Urgency because swarms amplify an existing blind spot
Support-based account takeover and coordinated probing already exist. There is no doubt about that. The question is whether agent swarms change the situation enough to force new investment.
I think they do because they increase two attacker advantages:
Parallel exploration at low marginal cost. Attackers can test many workflow edges simultaneously and quickly learn where human processes are brittle.
Adaptive coordination across channels. A swarm can maintain a coherent objective while expressing it through different personas, different timing, and different phrasing, reducing the telltale repetition that older automation often produced.
That does not mean every attacker will suddenly run high quality swarms. But it does mean that the baseline cost of coordination drops, and the distribution of attacker sophistication shifts. The result is not necessarily more spectacular attacks; it is more frequent, more adaptive operations that stress the seams of enterprise process controls.

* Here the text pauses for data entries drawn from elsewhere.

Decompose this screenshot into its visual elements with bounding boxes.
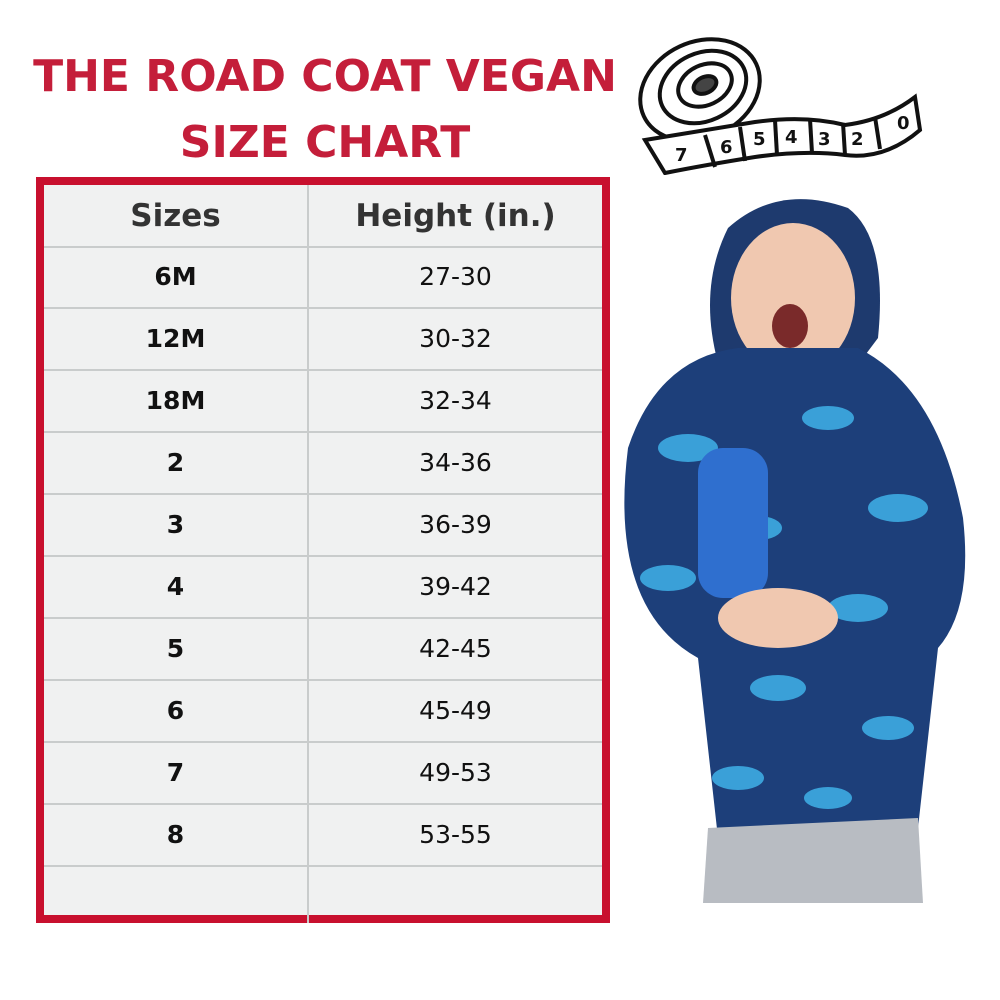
table-row: 18M 32-34: [44, 370, 602, 433]
table-row: 4 39-42: [44, 556, 602, 619]
size-table: Sizes Height (in.) 6M 27-30 12M 30-32 18M 32-…: [36, 177, 610, 923]
size-cell: 5: [44, 618, 309, 679]
height-cell: 34-36: [419, 448, 492, 477]
svg-text:0: 0: [897, 113, 910, 134]
svg-text:5: 5: [753, 129, 766, 150]
size-cell: 7: [44, 742, 309, 803]
child-photo: [624, 199, 966, 903]
svg-text:6: 6: [720, 137, 733, 158]
height-cell: 45-49: [419, 696, 492, 725]
size-cell: 18M: [44, 370, 309, 431]
table-row: [44, 866, 602, 923]
size-cell: 12M: [44, 308, 309, 369]
size-cell: [44, 866, 309, 923]
svg-text:2: 2: [851, 129, 864, 150]
size-cell: 8: [44, 804, 309, 865]
chart-title-line2: SIZE CHART: [179, 117, 471, 168]
table-row: 2 34-36: [44, 432, 602, 495]
table-row: 6M 27-30: [44, 246, 602, 309]
height-cell: 27-30: [419, 262, 492, 291]
height-cell: [309, 866, 602, 923]
size-cell: 2: [44, 432, 309, 493]
height-cell: 30-32: [419, 324, 492, 353]
table-row: 7 49-53: [44, 742, 602, 805]
table-row: 12M 30-32: [44, 308, 602, 371]
table-row: 8 53-55: [44, 804, 602, 867]
svg-text:3: 3: [818, 129, 831, 150]
size-cell: 3: [44, 494, 309, 555]
svg-text:4: 4: [785, 127, 798, 148]
height-cell: 36-39: [419, 510, 492, 539]
table-row: 6 45-49: [44, 680, 602, 743]
height-cell: 49-53: [419, 758, 492, 787]
height-cell: 53-55: [419, 820, 492, 849]
header-height: Height (in.): [355, 197, 556, 234]
size-cell: 6: [44, 680, 309, 741]
size-cell: 4: [44, 556, 309, 617]
table-row: 5 42-45: [44, 618, 602, 681]
height-cell: 42-45: [419, 634, 492, 663]
header-sizes: Sizes: [44, 185, 309, 246]
height-cell: 39-42: [419, 572, 492, 601]
table-header-row: Sizes Height (in.): [44, 185, 602, 248]
svg-text:7: 7: [675, 145, 688, 166]
size-cell: 6M: [44, 246, 309, 307]
chart-title-line1: THE ROAD COAT VEGAN: [33, 51, 617, 102]
table-row: 3 36-39: [44, 494, 602, 557]
height-cell: 32-34: [419, 386, 492, 415]
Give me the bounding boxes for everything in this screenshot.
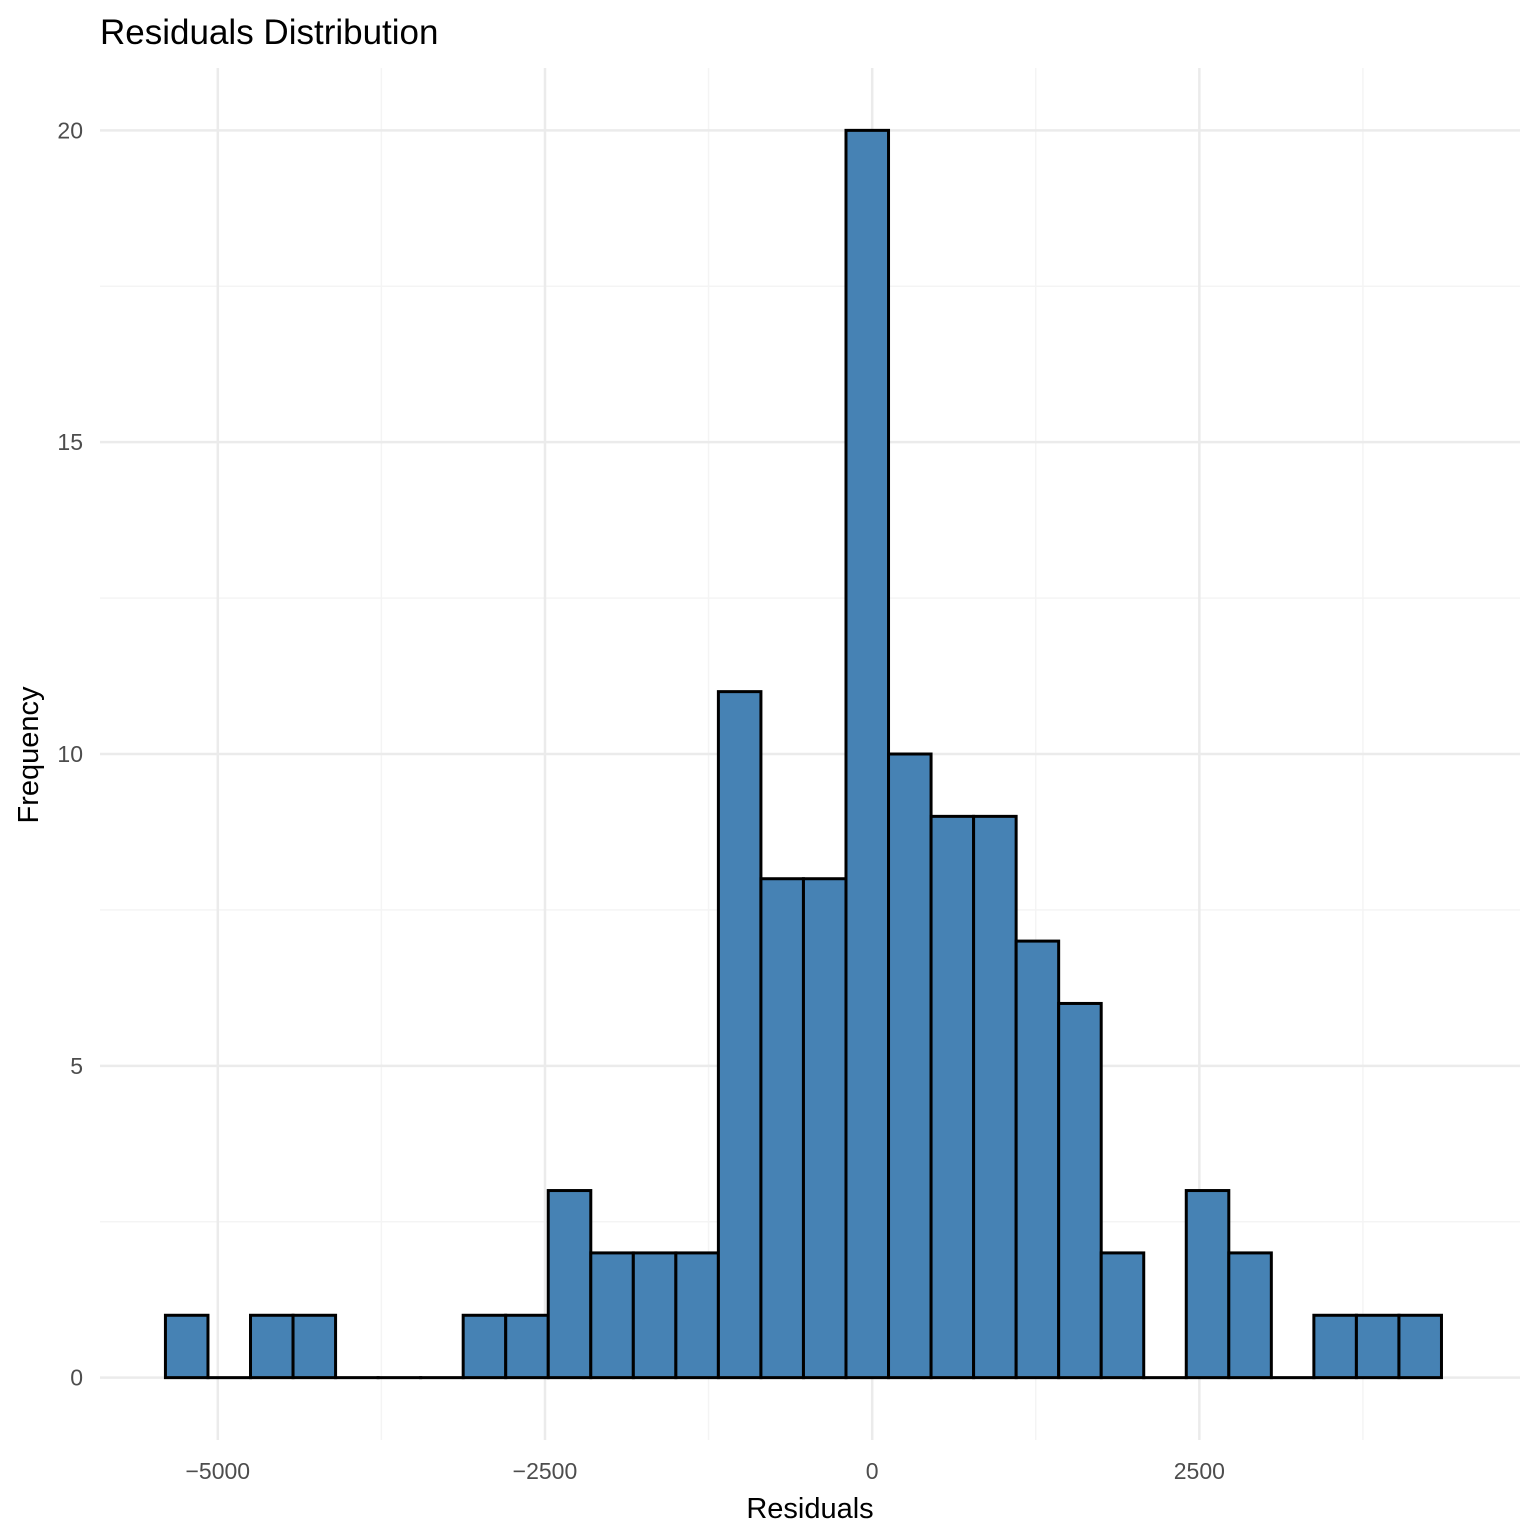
histogram-bar (1014, 939, 1061, 1380)
x-axis-title: Residuals (746, 1493, 873, 1525)
chart-title: Residuals Distribution (100, 13, 438, 52)
histogram-bar (1099, 1251, 1146, 1380)
x-tick-label: 0 (866, 1458, 879, 1484)
histogram-bar (844, 128, 891, 1380)
x-tick-label: −2500 (513, 1458, 578, 1484)
y-axis-title: Frequency (13, 686, 45, 824)
histogram-bar (801, 877, 848, 1380)
y-tick-label: 15 (57, 429, 83, 455)
y-tick-label: 10 (57, 741, 83, 767)
histogram-bar (1397, 1313, 1443, 1380)
histogram-bar (1354, 1313, 1401, 1380)
y-tick-label: 0 (70, 1365, 83, 1391)
x-tick-label: −5000 (185, 1458, 250, 1484)
histogram-bar (1227, 1251, 1273, 1380)
histogram-bar (929, 814, 976, 1380)
histogram-bar (1057, 1001, 1103, 1380)
x-axis-tick-labels: −5000 −2500 0 2500 (185, 1458, 1224, 1484)
histogram-bars (163, 128, 1443, 1380)
histogram-bar (631, 1251, 678, 1380)
histogram-bar (1312, 1313, 1358, 1380)
histogram-bar (546, 1189, 593, 1380)
histogram-bar (461, 1313, 508, 1380)
histogram-bar (716, 690, 763, 1380)
histogram-bar (674, 1251, 720, 1380)
y-tick-label: 5 (70, 1053, 83, 1079)
histogram-bar (972, 814, 1018, 1380)
histogram-bar (1184, 1189, 1231, 1380)
histogram-bar (759, 877, 805, 1380)
histogram-bar (589, 1251, 635, 1380)
x-tick-label: 2500 (1174, 1458, 1225, 1484)
histogram-bar (163, 1313, 210, 1380)
histogram-bar (249, 1313, 295, 1380)
histogram-bar (504, 1313, 550, 1380)
y-tick-label: 20 (57, 117, 83, 143)
histogram-bar (887, 752, 933, 1380)
y-axis-tick-labels: 0 5 10 15 20 (57, 117, 83, 1390)
histogram-bar (291, 1313, 338, 1380)
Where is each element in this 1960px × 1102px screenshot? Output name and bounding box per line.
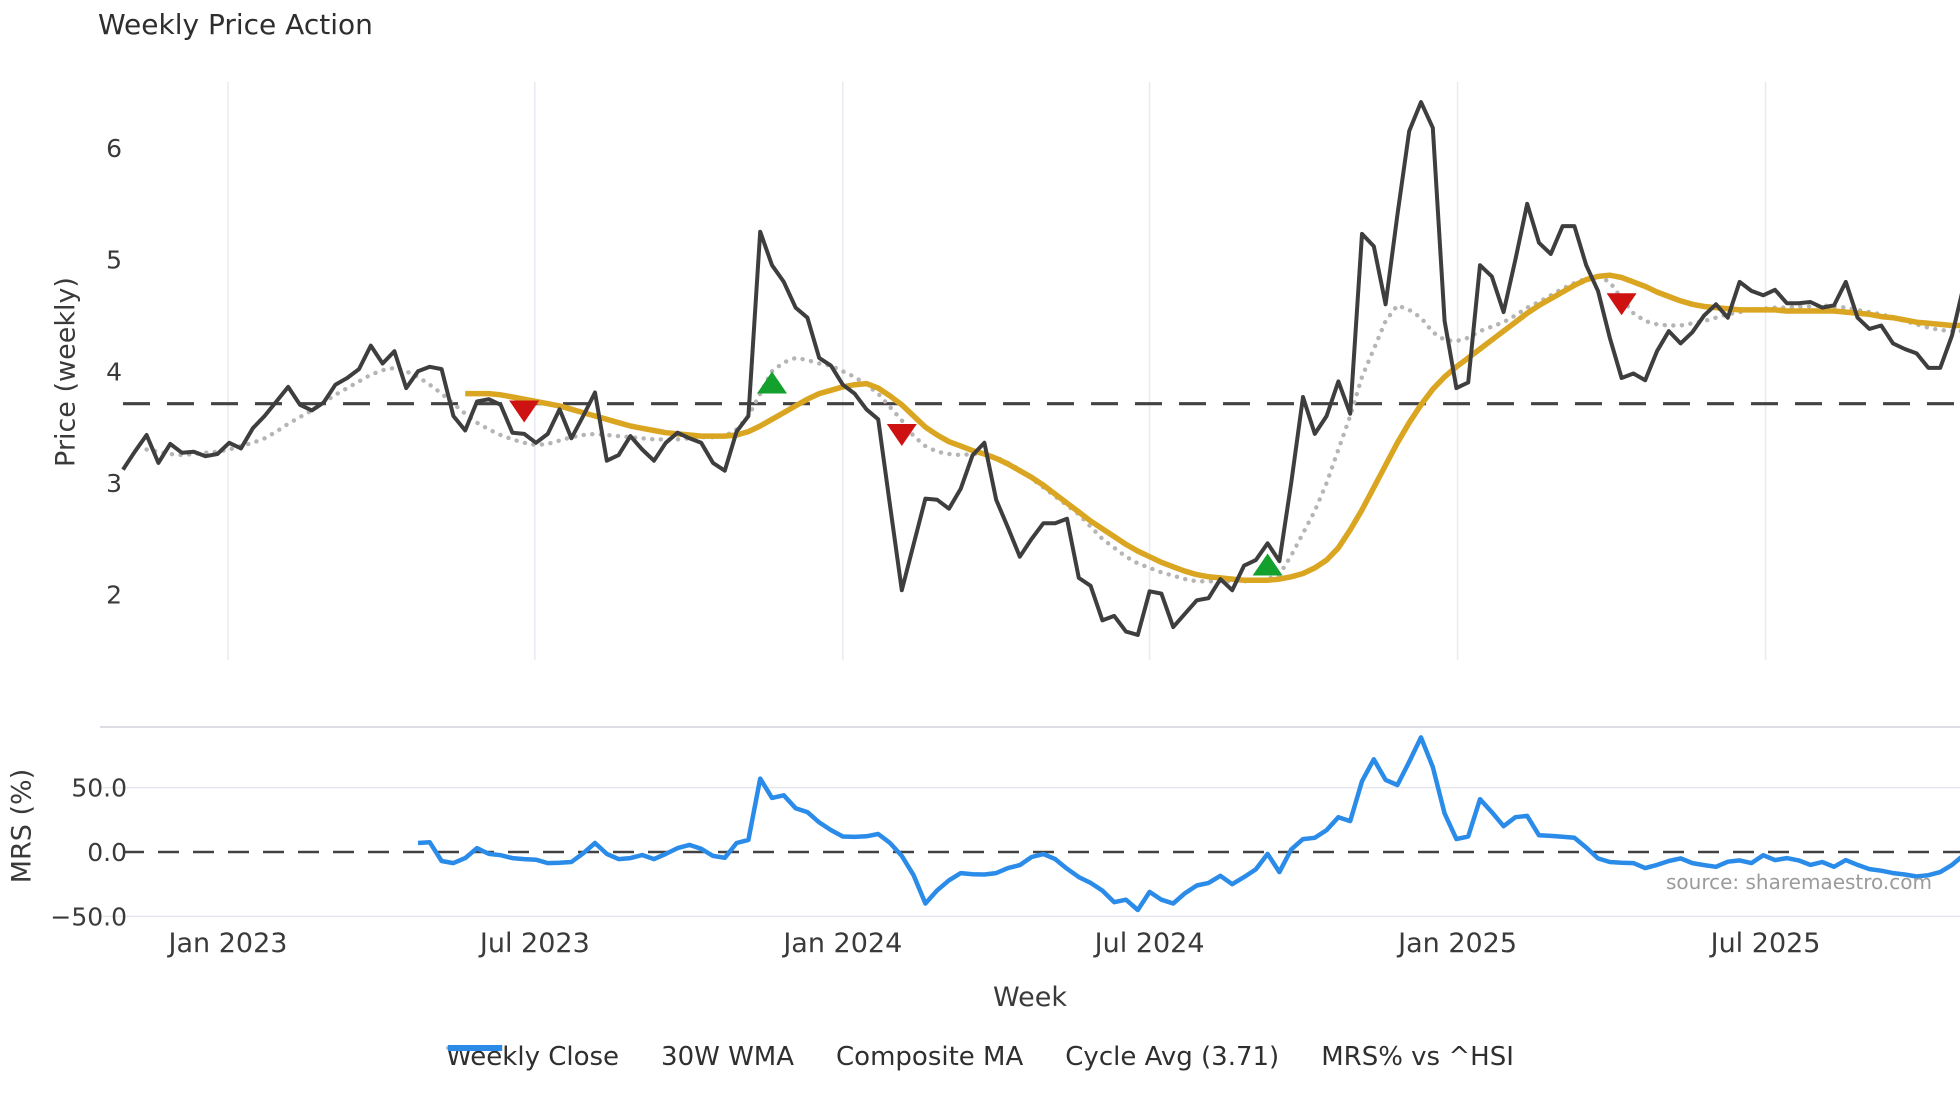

How enterprises should respond
The first step is conceptual: stop treating monitoring as an attribute of agents alone. Operations require us to also look at the system and organization as objects for monitoring.
From there, other changes are more concrete. Prioritize telemetry that supports correlation across channels and time. Invest in sequence modeling for workflows that matter in terms of criticality (e.g., support recovery paths, entitlement changes, admin role grants, data export flows). Ensure high-risk actions emit rich audit events with consistent schemas. Treat support tooling as part of your security surface, not a back-office function. Introduce step-up checks that are specifically designed to degrade orchestration efficiency: controls that become more stringent when the system detects phased exploration, not only when it detects an obvious exploit signature.
And maybe most importantly, measure the right thing. Per-agent safety metrics won’t capture this class of risk. You need operational metrics: how quickly do you detect a coordinated probe? How quickly can you raise marginal cost for the operation? How often do you force the adversary to pivot? How often do you degrade the operation without materially harming legitimate users?
Mature fraud programs track metrics like the ones above. Agent swarms are a good reason to import them into AI security programs.